A vida ainda não se havia extinguido no seu corpo dilacerado. Em vão, intentava levantar-se, mas os seus membros — desarticulados e partidos — recusavam-se a fazê-lo.

O Sol acabava de surgir no horizonte. Prontamente, os seus raios ardentes incidiram de chofre sobre a cabeça do pecador moribundo.

Milhões de insetos, despertados pelo calor, vieram sugar o sangue que escorria das suas feridas. Não podia mover-se para afastá-los. Eles clamavam por suas feridas, fizeram-lhe novas, cobriram-no com a sua multidão e fizeram-no sofrer tantos tormentos quanto picadas.
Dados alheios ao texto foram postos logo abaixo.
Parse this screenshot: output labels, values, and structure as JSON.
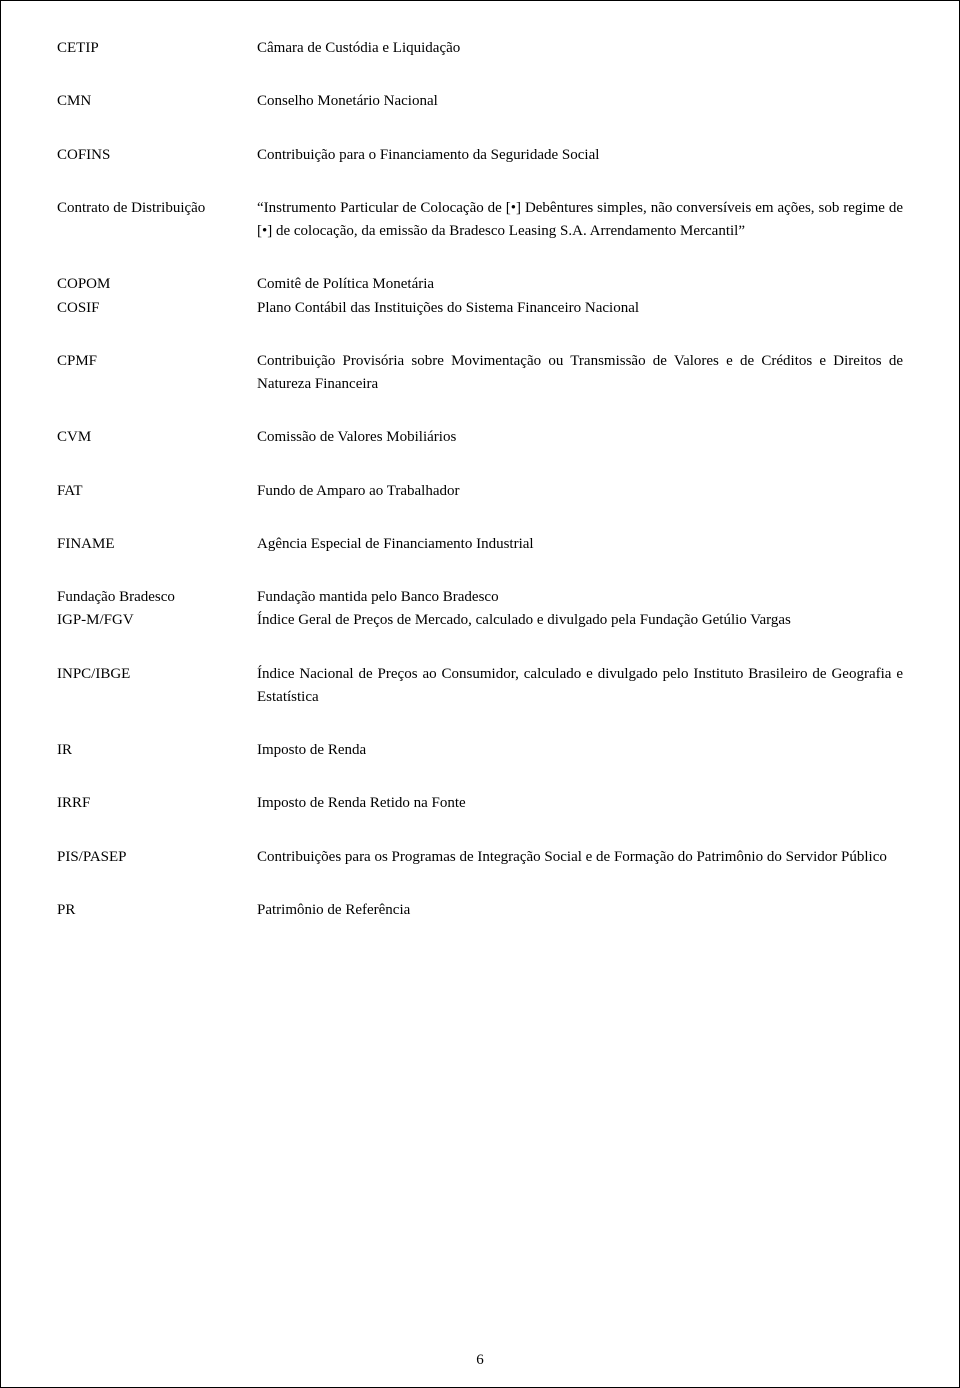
{
  "pageNumber": "6",
  "entries": [
    {
      "term": "CETIP",
      "def": "Câmara de Custódia e Liquidação"
    },
    {
      "term": "CMN",
      "def": "Conselho Monetário Nacional"
    },
    {
      "term": "COFINS",
      "def": "Contribuição para o Financiamento da Seguridade Social"
    },
    {
      "term": "Contrato de Distribuição",
      "def": "“Instrumento Particular de Colocação de [•] Debêntures simples, não conversíveis em ações, sob regime de [•] de colocação, da emissão da Bradesco Leasing S.A. Arrendamento Mercantil”"
    },
    {
      "term": "COPOM",
      "def": "Comitê de Política Monetária"
    },
    {
      "term": "COSIF",
      "def": "Plano Contábil das Instituições do Sistema Financeiro Nacional"
    },
    {
      "term": "CPMF",
      "def": "Contribuição Provisória sobre Movimentação ou Transmissão de Valores e de Créditos e Direitos de Natureza Financeira"
    },
    {
      "term": "CVM",
      "def": "Comissão de Valores Mobiliários"
    },
    {
      "term": "FAT",
      "def": "Fundo de Amparo ao Trabalhador"
    },
    {
      "term": "FINAME",
      "def": "Agência Especial de Financiamento Industrial"
    },
    {
      "term": "Fundação Bradesco",
      "def": "Fundação mantida pelo Banco Bradesco"
    },
    {
      "term": "IGP-M/FGV",
      "def": "Índice Geral de Preços de Mercado, calculado e divulgado pela Fundação Getúlio Vargas"
    },
    {
      "term": "INPC/IBGE",
      "def": "Índice Nacional de Preços ao Consumidor, calculado e divulgado pelo Instituto Brasileiro de Geografia e Estatística"
    },
    {
      "term": "IR",
      "def": "Imposto de Renda"
    },
    {
      "term": "IRRF",
      "def": "Imposto de Renda Retido na Fonte"
    },
    {
      "term": "PIS/PASEP",
      "def": "Contribuições para os Programas de Integração Social e de Formação do Patrimônio do Servidor Público"
    },
    {
      "term": "PR",
      "def": "Patrimônio de Referência"
    }
  ]
}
As águias da montanha rasgaram-lhe a carne em pedaços. Aqueles bicos aduncos arrancaram-lhe as meninas dos olhos.

Devorado por uma sede ardente, ouvia o murmúrio das águas que corriam ao seu lado, mas não conseguia arrastar-se até ao rio.  Estava cego, furioso, desesperado, a expelir do peito toda aquela sua raiva por meio execrações e blasfêmias, com as quais amaldiçoava a própria existência.

 Todavia, temendo a morte, que o entregaria a tormentos ainda maiores, definhou durante seis dias inteiros. No sétimo dia, ergueu-se uma tempestade. Os ventos furiosos sacudiram os rochedos e derrubaram as florestas. O céu cobriu-se de nuvens ardentes; torrentes de chuva inundaram a terra; o rio transbordou, traspassando as próprias margens; as ondas chegaram ao local onde se encontrava Ambrósio e o seu curso levou o cadáver do monge infeliz na direção do oceano.

 

Fonte:  Le triple vocabulaire infenal, Paris, 1847.

Narrativa baseada na narrativa gótica The Monk, a Romance, do escritor inglês Mathew Gregory Lewis (1775 -1818), de 1796.